The contribution of the Church must be that of bringing back a people centered and holistic vision of development to counter the dysfunctional and incoherence of the current system.
This overall economic driven environment is so strong that we do not always realize it ourselves. We very easily transfer all blame and all responsibility onto structures. If the right structures are in place, then things will begin to change. If there are problems it is primarily due to unjust structures.
This has at times negatively affected the work of the Church. In the past the principle work done by the Church in the fight against poverty was through being with the poor. I think of the great dynamism of the founders of religious congregations in the nineteenth century, who brought schooling, health care and social services to the poor in Europe and very often came with their emigrant communities here to the United States and established one of the most effective school and hospital services in the history of the world: primarily aimed at the poor.
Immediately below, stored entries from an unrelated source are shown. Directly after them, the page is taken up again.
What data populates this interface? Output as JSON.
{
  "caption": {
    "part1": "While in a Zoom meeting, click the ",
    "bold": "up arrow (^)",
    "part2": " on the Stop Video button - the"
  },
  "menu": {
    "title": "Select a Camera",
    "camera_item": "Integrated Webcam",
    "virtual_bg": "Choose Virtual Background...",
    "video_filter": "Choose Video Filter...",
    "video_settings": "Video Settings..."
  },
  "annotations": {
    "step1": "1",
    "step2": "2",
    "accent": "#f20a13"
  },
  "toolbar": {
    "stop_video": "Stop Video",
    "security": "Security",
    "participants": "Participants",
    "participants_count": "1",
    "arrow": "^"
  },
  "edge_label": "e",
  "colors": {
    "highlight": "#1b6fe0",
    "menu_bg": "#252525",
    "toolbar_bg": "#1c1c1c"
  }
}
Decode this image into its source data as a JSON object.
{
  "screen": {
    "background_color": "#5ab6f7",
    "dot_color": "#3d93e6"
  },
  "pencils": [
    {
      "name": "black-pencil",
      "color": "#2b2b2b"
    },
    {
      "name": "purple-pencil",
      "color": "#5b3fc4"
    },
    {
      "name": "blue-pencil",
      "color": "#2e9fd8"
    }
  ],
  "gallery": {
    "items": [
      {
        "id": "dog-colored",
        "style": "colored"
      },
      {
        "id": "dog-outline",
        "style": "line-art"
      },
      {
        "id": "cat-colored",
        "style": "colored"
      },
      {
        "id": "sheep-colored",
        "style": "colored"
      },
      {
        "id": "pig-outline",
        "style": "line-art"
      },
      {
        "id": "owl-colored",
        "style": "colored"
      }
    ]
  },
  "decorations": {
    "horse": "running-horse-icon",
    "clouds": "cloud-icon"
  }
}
This great movement of service towards the poor was a characteristic of many religious congregations, especially of women. The crisis in vocations to religious life is already having its effects on the dehumanization of globalization. When a school or an health care institute passes out of the direct control of a religious congregation, for example, what is at risk is not just maintaining a strong ethical policy on life-issues. What can happen is that an entire system which was fundamentally inspired by gratuity, by self giving, changes to one in which the humanitarian goal is managed primarily in business terms.
The competitive global economy needs to be confronted by another values system: that of gratuitous service.
The contribution of the Church to humanizing the global economy and the global human family needs a new movement of solidarity, the creation of a new generation of generous young people, religious and lay, women and men, prepared to witness the gratuitous love of Jesus Christ, through recognizing in the poor, their brother and sisters. In their gratuitous self giving they will then be able to rejoice that they had the opportunity of having been alongside the poor, helping them to realize more fully the God-given potential they possess.
The role of the Church in humanizing globalization is to be present through her members everywhere where human potential can be enhanced. In doing this it becomes more fully the global actor the Church is: not simply a worldwide Church territorially. But, as Lumen Gentium points out, as a sign, a sacrament of our unity in Christ with God and thus of the unity of all humankind.
Globalization is a priori neither good nor bad. It is what people make of it. What is at stake is the quality of globalization. Likewise what is at stake is the quality of the contribution we bring.